Like the Galileo mission to study Jupiter, NAS proposes a Uranus mission involving an atmospheric probe that will dive deep inside Uranus. The composition of Uranus and Neptune is unlike anything else in the Solar System. They are made up of exotic forms of water called, for lack of a better word, ices – though they are remarkably hot and under intense pressure. This gives them the name “ice giants”.
Ice giants are thought to be scattered throughout the universe and are key to understanding what divides gas giants and rocky bodies.
There are several mysteries about Uranus that such a mission could solve: What causes it to be practically tilted to the side? Why are its magnetic fields different from any other planet in the Solar System? And what is the origin of their medium-sized moons?
The mission would need to launch in 2031 or 2032 to take advantage of an alignment with Jupiter that could increase the spacecraft’s speed and make it reach Uranus sooner, however.
Where there is water on Earth, there is life – even deep within the Antarctic ice shelf. Consequently, some of the few places on Earth that no have life are so destitute of moisture that nothing can thrive. This makes water a key ingredient for understanding life – and the best chemical we can think of for looking for life elsewhere. (That’s why every discovery of current water on Mars gets scientists excited.)
Enceladus is a tiny moon of Saturn, but all the evidence points to a massive ocean – with much evidence coming from gigantic plumes of water shooting hundreds of kilometers into space, even forming a faint distant ring around Saturn. If you’re looking for life beyond Earth, there are few better places to start. (After all, there are already missions in development for the other two main targets, Europa and Titan.)
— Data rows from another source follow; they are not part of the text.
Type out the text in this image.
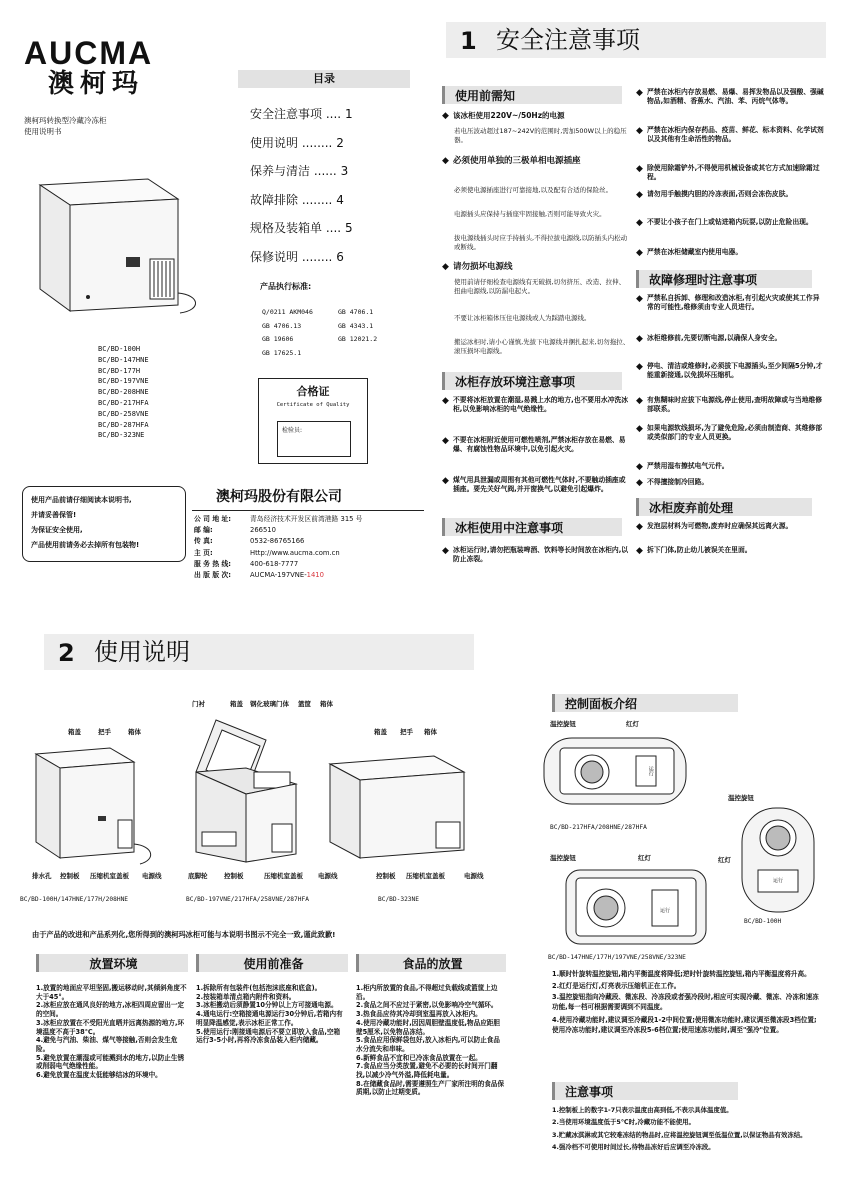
AUCMA
澳柯玛
澳柯玛转换型冷藏冷冻柜
使用说明书
BC/BD-100H
BC/BD-147HNE
BC/BD-177H
BC/BD-197VNE
BC/BD-208HNE
BC/BD-217HFA
BC/BD-258VNE
BC/BD-287HFA
BC/BD-323NE
使用产品前请仔细阅读本说明书,
并请妥善保管!
为保证安全使用,
产品使用前请务必去掉所有包装物!
目录
安全注意事项 .... 1
使用说明 ........ 2
保养与清洁 ...... 3
故障排除 ........ 4
规格及装箱单 .... 5
保修说明 ........ 6
产品执行标准:
Q/0211 AKM046	GB 4706.1
GB 4706.13	GB 4343.1
GB 19606	GB 12021.2
GB 17625.1
合格证
Certificate of Quality
检验员:
澳柯玛股份有限公司
公 司 地 址:	青岛经济技术开发区前湾港路 315 号
邮 编:	266510
传 真:	0532-86765166
主 页:	Http://www.aucma.com.cn
服 务 热 线:	400-618-7777
出 版 版 次:	AUCMA-197VNE-1410
1 安全注意事项
使用前需知
◆ 该冰柜使用220V~/50Hz的电源
若电压波动超过187~242V的范围时,需加500W以上的稳压器。
◆ 必须使用单独的三极单相电源插座
必须使电源插座进行可靠接地,以及配有合适的保险丝。
电源插头应保持与插座牢固接触,否则可能导致火灾。
拔电源线插头时应手持插头,不得拉拔电源线,以防插头内松动或断线。
◆ 请勿损坏电源线
使用前请仔细检查电源线有无破损,切勿挤压、改造、拉伸、扭曲电源线,以防漏电起火。
不要让冰柜箱体压住电源线或人为踩踏电源线。
搬运冰柜时,请小心谨慎,先拔下电源线并捆扎起来,切勿拖拉、滚压损坏电源线。
冰柜存放环境注意事项
◆ 不要将冰柜放置在潮湿,易溅上水的地方,也不要用水冲洗冰柜,以免影响冰柜的电气绝缘性。
◆ 不要在冰柜附近使用可燃性喷剂,严禁冰柜存放在易燃、易爆、有腐蚀性物品环境中,以免引起火灾。
◆ 煤气用具泄漏或周围有其他可燃性气体时,不要触动插座或插座。要先关好气阀,并开窗换气,以避免引起爆炸。
冰柜使用中注意事项
◆ 冰柜运行时,请勿把瓶装啤酒、饮料等长时间放在冰柜内,以防止冻裂。
◆ 严禁在冰柜内存放易燃、易爆、易挥发物品以及强酸、强碱物品,如酒精、香蕉水、汽油、苯、丙烷气体等。
◆ 严禁在冰柜内保存药品、疫苗、鲜花、标本资料、化学试剂以及其他有生命活性的物品。
◆ 除使用除霜铲外,不得使用机械设备或其它方式加速除霜过程。
◆ 请勿用手触摸内胆的冷冻表面,否则会冻伤皮肤。
◆ 不要让小孩子在门上或钻进箱内玩耍,以防止危险出现。
◆ 严禁在冰柜储藏室内使用电器。
故障修理时注意事项
◆ 严禁私自拆卸、修理和改造冰柜,有引起火灾或使其工作异常的可能性,维修须由专业人员进行。
◆ 冰柜维修前,先要切断电源,以确保人身安全。
◆ 停电、清洁或维修时,必须拔下电源插头,至少间隔5分钟,才能重新接通,以免损坏压缩机。
◆ 有焦糊味时应拔下电源线,停止使用,查明故障或与当地维修部联系。
◆ 如果电源软线损坏,为了避免危险,必须由制造商、其维修部或类似部门的专业人员更换。
◆ 严禁用湿布擦拭电气元件。
◆ 不得擅接制冷回路。
冰柜废弃前处理
◆ 发泡层材料为可燃物,废弃时应确保其远离火源。
◆ 拆下门体,防止幼儿被误关在里面。
2 使用说明
箱盖	把手	箱体
排水孔 控制板 压缩机室盖板 电源线
BC/BD-100H/147HNE/177H/208HNE
门衬	箱盖 钢化玻璃门体 篮筐 箱体
底脚轮	控制板	压缩机室盖板 电源线
BC/BD-197VNE/217HFA/258VNE/287HFA
箱盖 把手 箱体
控制板 压缩机室盖板	电源线
BC/BD-323NE
由于产品的改进和产品系列化,您所得到的澳柯玛冰柜可能与本说明书图示不完全一致,谨此致歉!
控制面板介绍
温控旋钮	红灯
运行
BC/BD-217HFA/208HNE/287HFA
温控旋钮
红灯
运行
BC/BD-100H
温控旋钮	红灯
运行
BC/BD-147HNE/177H/197VNE/258VNE/323NE
1.顺时针旋转温控旋钮,箱内平衡温度将降低;逆时针旋转温控旋钮,箱内平衡温度将升高。
2.红灯是运行灯,灯亮表示压缩机正在工作。
3.温控旋钮指向冷藏段、微冻段、冷冻段或者强冷段时,相应可实现冷藏、微冻、冷冻和速冻功能,每一档可根据需要调到不同温度。
4.使用冷藏功能时,建议调至冷藏段1-2中间位置;使用微冻功能时,建议调至微冻段3档位置;使用冷冻功能时,建议调至冷冻段5-6档位置;使用速冻功能时,调至"强冷"位置。
放置环境
1.放置的地面应平坦坚固,搬运移动时,其倾斜角度不大于45°。
2.冰柜应放在通风良好的地方,冰柜四周应留出一定的空间。
3.冰柜应放置在不受阳光直晒并远离热源的地方,环境温度不高于38℃。
4.避免与汽油、柴油、煤气等接触,否则会发生危险。
5.避免放置在潮湿或可能溅到水的地方,以防止生锈或削弱电气绝缘性能。
6.避免放置在温度太低能够结冰的环境中。
使用前准备
1.拆除所有包装件(包括泡沫底座和底盒)。
2.按装箱单清点箱内附件和资料。
3.冰柜搬动后须静置10分钟以上方可接通电源。
4.通电运行:空箱接通电源运行30分钟后,若箱内有明显降温感觉,表示冰柜正常工作。
5.使用运行:刚接通电源后不要立即放入食品,空箱运行3-5小时,再将冷冻食品装入柜内储藏。
食品的放置
1.柜内所放置的食品,不得超过负载线或篮筐上边沿。
2.食品之间不应过于紧密,以免影响冷空气循环。
3.热食品应待其冷却到室温再放入冰柜内。
4.使用冷藏功能时,因因周胆壁温度低,物品应距胆壁5厘米,以免物品冻结。
5.食品应用保鲜袋包好,放入冰柜内,可以防止食品水分流失和串味。
6.新鲜食品不宜和已冷冻食品放置在一起。
7.食品应当分类放置,避免不必要的长时间开门翻找,以减少冷气外溢,降低耗电量。
8.在储藏食品时,需要遵照生产厂家所注明的食品保质期,以防止过期变质。	注意事项
1.控制板上的数字1-7只表示温度由高到低,不表示具体温度值。
2.当使用环境温度低于5℃时,冷藏功能不能使用。
3.贮藏冰淇淋或其它较难冻结的物品时,应将温控旋钮调至低温位置,以保证物品有效冻结。
4.强冷档不可使用时间过长,待物品冻好后应调至冷冻段。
The Enceladus mission concept — called an “Orbilander” in the document, which is somehow not a 1990s electronic act — has two components: an orbiter and a lander. The spacecraft would make repeated scans through the watery plumes, while the spacecraft would spend two years on the surface, looking for signs of life below. It will stand over the plumes and collect some samples as they are ejected from the moon, as well as retrieve samples from the surface.
These samples will look for chemicals associated with life, including amino acids, lipids, polyelectrolytes, and cell-like morphologies. But of course the mission may not see the light of day, except under optimistic budgetary conditions.
Explorer of life on Mars
The document calls for continued funding of the Mars Sample Return programs, but also calls for a new mission, dubbed in the document the Mars Life Explorer. Unlike current efforts on Mars, which focus on past lives, the Mars Life Explorer would search for gift life on Mars looking in icy areas with lots of water. Or at least for a planet as barren as Mars.
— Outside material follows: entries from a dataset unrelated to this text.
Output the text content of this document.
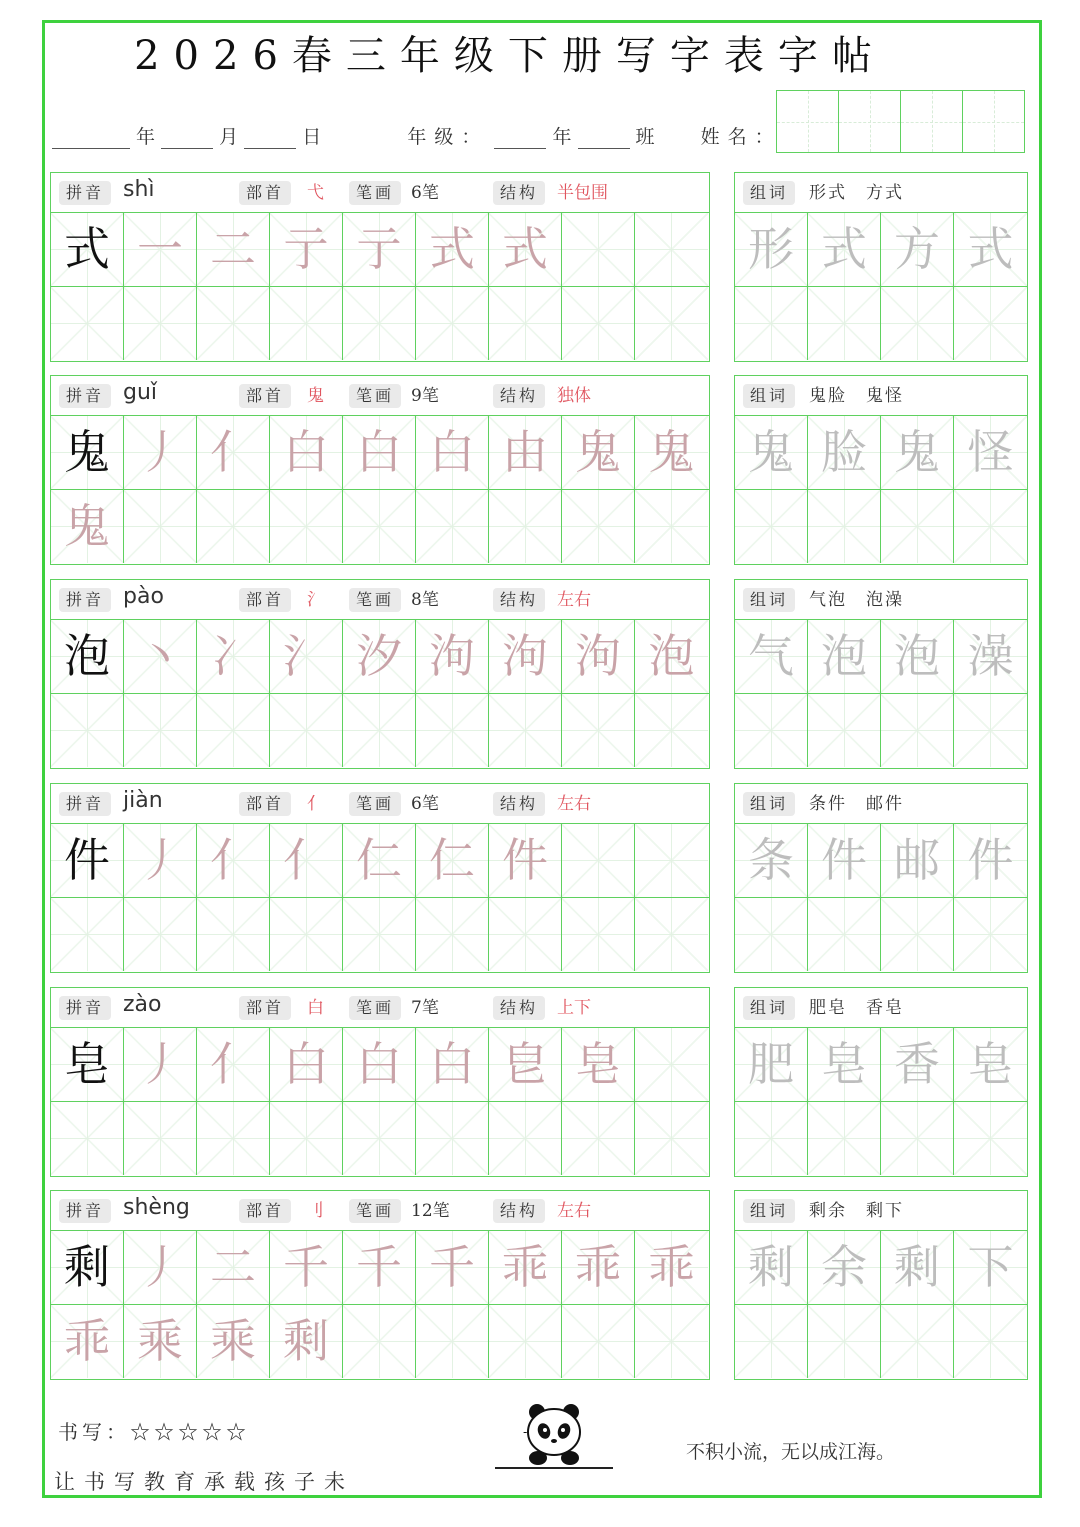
2026春三年级下册写字表字帖
年	月	日	年级：	年	班 姓名：
拼音 shì	部首	弋	笔画 6笔	结构	半包围
式 一 二 亍 亍 式 式
组词	形式　方式
形 式 方 式
拼音 guǐ	部首	鬼	笔画 9笔	结构	独体
鬼 丿 亻 白 白 白 由 鬼 鬼
鬼
组词	鬼脸　鬼怪
鬼 脸 鬼 怪
拼音 pào	部首	氵	笔画 8笔	结构	左右
泡 丶 冫 氵 汐 泃 泃 泃 泡
组词	气泡　泡澡
气 泡 泡 澡
拼音 jiàn	部首	亻	笔画 6笔	结构	左右
件 丿 亻 亻 仁 仁 件
组词	条件　邮件
条 件 邮 件
拼音 zào	部首	白	笔画 7笔	结构	上下
皂 丿 亻 白 白 白 皀 皂
组词	肥皂　香皂
肥 皂 香 皂
拼音 shèng	部首	刂	笔画 12笔	结构	左右
剩 丿 二 千 千 千 乖 乖 乖
乖 乘 乘 剩
组词	剩余　剩下
剩 余 剩 下
书写：☆☆☆☆☆
让书写教育承载孩子未
不积小流，无以成江海。
-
“While old biosignatures are a focus of [Mars Sample Return], the MLE will search for existing life and assess modern habitability by examining low-latitude ice,” the report says. “The MLE will characterize organics, trace gases and isotopes with adequate fidelity for biosignature detection; and assess the stability of ice and the issue of modern liquid water through chemical, thermophysical and atmospheric measurements.”
However, this mission is also only recommended with optimistic budget expectations.
Will the 2022 decade research missions happen?
Decadal surveys are a little tricky — they’re not really guidelines, but recommendations, which Congress, the president, and NASA can choose to adopt and fund or ignore. But several research recommendations made in the past have become large-scale NASA missions today, so the research carries a fair amount of weight.
This means that while not all of these missions happen, many of them can happen – meaning we can once again look at Uranus with a keen eye, or dig up a genuine alien hunt on Enceladus or Mars.